Various versions of the song exist, though all focus on a (usually unnamed) black person running away from, or to avoid, slave patrols (referred to as a "patter-rollers" or "patty-rollers" in the song). The White's Serenaders' Song Book version is presented as a narrative, with both sung and spoken parts. In this version, the evader is caught temporarily, but escapes at great speed after he "left my heel tied round de tree".

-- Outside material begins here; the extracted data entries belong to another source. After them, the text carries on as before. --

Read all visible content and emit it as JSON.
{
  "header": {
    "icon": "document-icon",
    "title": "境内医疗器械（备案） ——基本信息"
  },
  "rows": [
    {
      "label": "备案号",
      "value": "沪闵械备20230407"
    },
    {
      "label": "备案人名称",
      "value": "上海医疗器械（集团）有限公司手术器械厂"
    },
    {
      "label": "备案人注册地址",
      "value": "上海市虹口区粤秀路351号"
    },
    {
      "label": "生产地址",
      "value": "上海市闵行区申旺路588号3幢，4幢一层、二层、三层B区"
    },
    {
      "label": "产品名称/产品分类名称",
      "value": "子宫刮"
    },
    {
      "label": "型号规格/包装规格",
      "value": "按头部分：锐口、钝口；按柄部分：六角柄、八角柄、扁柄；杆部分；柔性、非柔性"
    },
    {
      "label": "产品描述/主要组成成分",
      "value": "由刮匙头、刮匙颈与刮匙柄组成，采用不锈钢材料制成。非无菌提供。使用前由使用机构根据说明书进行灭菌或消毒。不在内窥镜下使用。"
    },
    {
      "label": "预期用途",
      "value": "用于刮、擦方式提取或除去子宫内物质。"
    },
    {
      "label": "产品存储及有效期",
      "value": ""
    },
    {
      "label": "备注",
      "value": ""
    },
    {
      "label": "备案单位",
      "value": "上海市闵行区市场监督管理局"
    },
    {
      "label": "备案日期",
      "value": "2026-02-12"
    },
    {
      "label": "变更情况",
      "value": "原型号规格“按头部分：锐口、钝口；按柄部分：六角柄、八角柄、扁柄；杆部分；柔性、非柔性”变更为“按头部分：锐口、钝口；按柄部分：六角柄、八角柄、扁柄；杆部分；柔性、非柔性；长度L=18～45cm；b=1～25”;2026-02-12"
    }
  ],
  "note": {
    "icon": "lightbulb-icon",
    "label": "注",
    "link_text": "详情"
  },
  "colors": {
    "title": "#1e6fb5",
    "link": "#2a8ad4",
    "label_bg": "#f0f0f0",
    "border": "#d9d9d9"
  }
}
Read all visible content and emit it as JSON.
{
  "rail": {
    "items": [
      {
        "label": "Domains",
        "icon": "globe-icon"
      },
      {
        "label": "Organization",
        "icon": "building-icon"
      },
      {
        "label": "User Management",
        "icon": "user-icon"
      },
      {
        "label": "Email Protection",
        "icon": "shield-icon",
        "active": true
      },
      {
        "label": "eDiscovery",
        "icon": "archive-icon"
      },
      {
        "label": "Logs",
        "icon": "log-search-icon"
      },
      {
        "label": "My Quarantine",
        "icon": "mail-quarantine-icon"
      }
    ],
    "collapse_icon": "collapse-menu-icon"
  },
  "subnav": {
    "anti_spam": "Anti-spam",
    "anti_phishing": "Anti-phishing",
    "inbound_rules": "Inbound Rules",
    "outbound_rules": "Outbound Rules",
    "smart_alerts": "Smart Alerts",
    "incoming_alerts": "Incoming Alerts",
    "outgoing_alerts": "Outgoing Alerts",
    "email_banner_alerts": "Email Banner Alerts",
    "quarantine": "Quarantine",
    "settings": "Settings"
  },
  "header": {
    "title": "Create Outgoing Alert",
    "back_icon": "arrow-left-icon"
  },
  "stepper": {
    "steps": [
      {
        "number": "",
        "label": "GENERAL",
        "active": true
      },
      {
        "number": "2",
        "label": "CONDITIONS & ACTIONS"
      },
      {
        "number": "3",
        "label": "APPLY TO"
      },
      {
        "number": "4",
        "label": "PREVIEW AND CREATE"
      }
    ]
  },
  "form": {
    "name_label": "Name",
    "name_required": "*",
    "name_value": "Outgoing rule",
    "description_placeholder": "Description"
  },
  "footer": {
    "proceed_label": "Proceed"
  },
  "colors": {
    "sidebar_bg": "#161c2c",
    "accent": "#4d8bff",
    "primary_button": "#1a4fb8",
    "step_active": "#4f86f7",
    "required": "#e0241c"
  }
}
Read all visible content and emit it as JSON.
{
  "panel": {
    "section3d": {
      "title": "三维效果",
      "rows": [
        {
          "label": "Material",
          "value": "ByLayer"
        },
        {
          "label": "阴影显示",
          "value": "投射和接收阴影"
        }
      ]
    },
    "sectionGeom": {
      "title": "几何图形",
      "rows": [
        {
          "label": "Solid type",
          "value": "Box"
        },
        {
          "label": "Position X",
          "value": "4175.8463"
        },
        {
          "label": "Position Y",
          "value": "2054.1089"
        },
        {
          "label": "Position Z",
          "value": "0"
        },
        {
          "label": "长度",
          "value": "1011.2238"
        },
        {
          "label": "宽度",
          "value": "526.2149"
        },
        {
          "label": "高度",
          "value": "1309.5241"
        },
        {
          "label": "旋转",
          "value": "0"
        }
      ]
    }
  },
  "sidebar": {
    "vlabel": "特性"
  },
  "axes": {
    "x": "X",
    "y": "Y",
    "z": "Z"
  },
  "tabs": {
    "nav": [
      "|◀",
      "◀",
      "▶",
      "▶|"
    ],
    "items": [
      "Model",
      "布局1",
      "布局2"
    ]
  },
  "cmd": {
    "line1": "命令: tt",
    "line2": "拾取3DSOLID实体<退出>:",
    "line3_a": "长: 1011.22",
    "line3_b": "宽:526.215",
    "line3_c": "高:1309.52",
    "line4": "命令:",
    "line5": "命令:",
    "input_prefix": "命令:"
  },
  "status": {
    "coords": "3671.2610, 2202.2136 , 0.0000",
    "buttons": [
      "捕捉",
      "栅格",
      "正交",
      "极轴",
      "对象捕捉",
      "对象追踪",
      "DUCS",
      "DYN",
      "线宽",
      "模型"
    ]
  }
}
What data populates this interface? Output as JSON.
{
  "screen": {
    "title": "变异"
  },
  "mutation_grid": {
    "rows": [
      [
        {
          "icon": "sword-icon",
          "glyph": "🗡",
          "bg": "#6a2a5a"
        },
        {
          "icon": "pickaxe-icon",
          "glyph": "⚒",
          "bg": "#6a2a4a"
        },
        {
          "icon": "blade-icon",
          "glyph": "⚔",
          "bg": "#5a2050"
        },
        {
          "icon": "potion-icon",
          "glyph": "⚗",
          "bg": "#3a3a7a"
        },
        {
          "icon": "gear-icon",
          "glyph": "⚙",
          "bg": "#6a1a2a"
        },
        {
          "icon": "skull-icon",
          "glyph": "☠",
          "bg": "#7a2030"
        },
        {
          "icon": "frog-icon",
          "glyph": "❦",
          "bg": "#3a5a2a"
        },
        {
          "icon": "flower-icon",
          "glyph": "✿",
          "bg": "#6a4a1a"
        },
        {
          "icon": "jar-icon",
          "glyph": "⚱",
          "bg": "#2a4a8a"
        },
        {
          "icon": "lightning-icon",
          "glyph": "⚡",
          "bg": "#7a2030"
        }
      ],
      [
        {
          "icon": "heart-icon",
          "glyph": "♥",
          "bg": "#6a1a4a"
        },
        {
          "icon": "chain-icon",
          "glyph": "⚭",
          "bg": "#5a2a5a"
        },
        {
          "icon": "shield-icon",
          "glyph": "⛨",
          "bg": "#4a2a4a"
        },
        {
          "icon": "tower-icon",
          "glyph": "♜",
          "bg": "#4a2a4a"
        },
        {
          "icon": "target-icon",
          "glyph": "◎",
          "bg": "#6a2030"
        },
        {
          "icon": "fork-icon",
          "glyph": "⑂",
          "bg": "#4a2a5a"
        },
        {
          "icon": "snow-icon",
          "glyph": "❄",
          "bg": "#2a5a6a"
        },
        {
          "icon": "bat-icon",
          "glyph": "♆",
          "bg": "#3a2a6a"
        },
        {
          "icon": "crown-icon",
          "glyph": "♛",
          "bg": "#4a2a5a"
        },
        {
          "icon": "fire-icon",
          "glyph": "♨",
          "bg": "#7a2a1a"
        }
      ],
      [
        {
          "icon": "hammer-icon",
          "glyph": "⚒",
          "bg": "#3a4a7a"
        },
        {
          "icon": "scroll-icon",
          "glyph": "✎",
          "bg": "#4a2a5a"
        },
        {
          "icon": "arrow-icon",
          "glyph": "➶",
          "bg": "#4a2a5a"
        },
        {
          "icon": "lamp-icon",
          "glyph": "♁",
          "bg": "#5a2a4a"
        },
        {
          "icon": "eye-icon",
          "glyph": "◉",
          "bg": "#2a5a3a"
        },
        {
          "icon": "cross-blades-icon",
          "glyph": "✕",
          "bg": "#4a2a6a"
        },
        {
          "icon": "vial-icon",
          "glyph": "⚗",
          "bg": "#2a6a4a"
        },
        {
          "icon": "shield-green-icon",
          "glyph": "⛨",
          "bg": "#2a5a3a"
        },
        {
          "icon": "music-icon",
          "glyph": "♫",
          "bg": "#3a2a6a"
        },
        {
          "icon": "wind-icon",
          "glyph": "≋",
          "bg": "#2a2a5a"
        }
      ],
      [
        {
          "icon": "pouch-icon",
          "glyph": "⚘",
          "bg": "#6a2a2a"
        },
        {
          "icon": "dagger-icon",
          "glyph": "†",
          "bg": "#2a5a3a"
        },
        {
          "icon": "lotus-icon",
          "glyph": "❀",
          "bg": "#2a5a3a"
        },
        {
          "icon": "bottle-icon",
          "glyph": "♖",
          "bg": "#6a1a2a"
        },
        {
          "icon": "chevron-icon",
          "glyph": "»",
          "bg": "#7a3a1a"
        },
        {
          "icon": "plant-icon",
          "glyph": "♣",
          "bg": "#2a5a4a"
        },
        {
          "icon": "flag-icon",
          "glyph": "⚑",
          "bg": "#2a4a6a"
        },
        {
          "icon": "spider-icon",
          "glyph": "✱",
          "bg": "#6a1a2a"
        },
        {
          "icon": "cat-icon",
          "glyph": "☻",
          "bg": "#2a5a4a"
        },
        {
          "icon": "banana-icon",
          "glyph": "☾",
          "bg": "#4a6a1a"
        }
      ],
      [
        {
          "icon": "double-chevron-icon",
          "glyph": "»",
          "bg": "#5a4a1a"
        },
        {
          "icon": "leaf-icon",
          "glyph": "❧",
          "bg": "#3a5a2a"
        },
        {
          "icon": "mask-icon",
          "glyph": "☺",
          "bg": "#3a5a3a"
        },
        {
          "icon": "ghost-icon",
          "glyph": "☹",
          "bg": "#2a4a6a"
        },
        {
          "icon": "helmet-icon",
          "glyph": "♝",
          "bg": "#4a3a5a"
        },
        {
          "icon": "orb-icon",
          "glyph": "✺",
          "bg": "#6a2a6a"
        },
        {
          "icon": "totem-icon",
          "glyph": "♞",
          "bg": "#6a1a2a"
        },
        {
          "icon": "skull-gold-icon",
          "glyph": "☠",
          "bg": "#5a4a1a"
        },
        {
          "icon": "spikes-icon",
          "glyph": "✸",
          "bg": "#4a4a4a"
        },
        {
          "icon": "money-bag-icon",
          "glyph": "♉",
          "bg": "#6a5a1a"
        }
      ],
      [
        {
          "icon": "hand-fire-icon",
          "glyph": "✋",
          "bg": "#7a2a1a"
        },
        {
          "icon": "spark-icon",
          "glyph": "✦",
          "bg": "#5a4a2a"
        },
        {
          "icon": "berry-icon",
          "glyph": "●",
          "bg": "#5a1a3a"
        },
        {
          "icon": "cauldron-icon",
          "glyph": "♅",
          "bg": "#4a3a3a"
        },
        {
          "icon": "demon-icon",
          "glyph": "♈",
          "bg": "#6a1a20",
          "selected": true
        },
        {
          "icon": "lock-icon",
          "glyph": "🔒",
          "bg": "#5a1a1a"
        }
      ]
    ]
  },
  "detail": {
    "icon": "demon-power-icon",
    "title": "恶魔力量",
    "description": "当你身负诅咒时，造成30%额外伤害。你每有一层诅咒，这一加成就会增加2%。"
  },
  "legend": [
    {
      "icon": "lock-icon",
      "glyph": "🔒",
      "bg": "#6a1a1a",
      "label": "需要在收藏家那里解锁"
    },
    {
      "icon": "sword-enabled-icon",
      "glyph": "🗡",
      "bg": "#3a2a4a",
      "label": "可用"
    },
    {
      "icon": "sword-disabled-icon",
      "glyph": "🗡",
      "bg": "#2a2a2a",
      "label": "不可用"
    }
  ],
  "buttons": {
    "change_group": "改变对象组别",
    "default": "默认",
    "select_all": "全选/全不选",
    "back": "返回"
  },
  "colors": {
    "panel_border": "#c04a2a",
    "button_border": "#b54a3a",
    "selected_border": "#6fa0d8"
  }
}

Scarborough and Gulledge record a later version as follows:

Run, nigger, run; de patter-roller catch you
Run, nigger, run, it's almost day
Run, nigger, run, de patter-roller catch you
Run, nigger, run, and try to get away

Dis nigger run, he run his best
Stuck his head in a hornet's nest
Jumped de fence and run fru the paster
White man run, but nigger run faster

Some versions of this song include events which occur to the slave during his escape. A version recorded in Louisiana, for instance, has the escapee losing his Sunday shoe while running, while another version has the black man lose his wedding shoe. In other versions, the runner is described as tearing his shirt in half. Still others have the runner point out another slave, one who is hiding behind a tree, in an effort to distract his pursuer. E. C. Perrow records the following verses, found in Virginia:

Es I was runnin' through de fiel',
A black snake caught me by de heel.
Run, nigger, run, de paterrol ketch yuh!
Run, nigger, run! It's almos' day!

Run, nigger, run! I run my bes'
Run my head in a hornet's nes'.
Run, nigger, run!

==Themes==
White finds parallels between "Run, Nigger, Run" and African-American spiritual songs, in which themes of a hunted person running, seeking a place of safety and asylum, were common. These themes, he writes, may be derived from the sermons of slavemasters and campfire songs sung by groups of slaves. White records one song from North Carolina with the refrain "Run, sinner, run, an' hunt you a hidin' place", repeated as in "Run, Nigger, Run". He likewise finds a "psychological connection" between this song and a spiritual often called "City of Refuge", which features the refrain

They had to run, they had to run
They had to run to the City of Refuge
They had to run.

The act of running itself is a common theme in slave literature and folklore, taking both literal and metaphorical forms. The ability for blacks to run faster than whites was considered of such importance that a common proverb of the time went "What you don' hab in yo' haid, yuh got ter' hab in yo' feet". Slave folksongs praised blacks for their running capabilities, comparing them to "a greasy streak o' lightning" or stating that one "ought to see that preacher [nigger, man] run". The black runner's ability to escape white pursuers is rarely in doubt, and consequentially the escape is ultimately successful. These conventions carried over, through the slave narrative genre, into written African-American literature.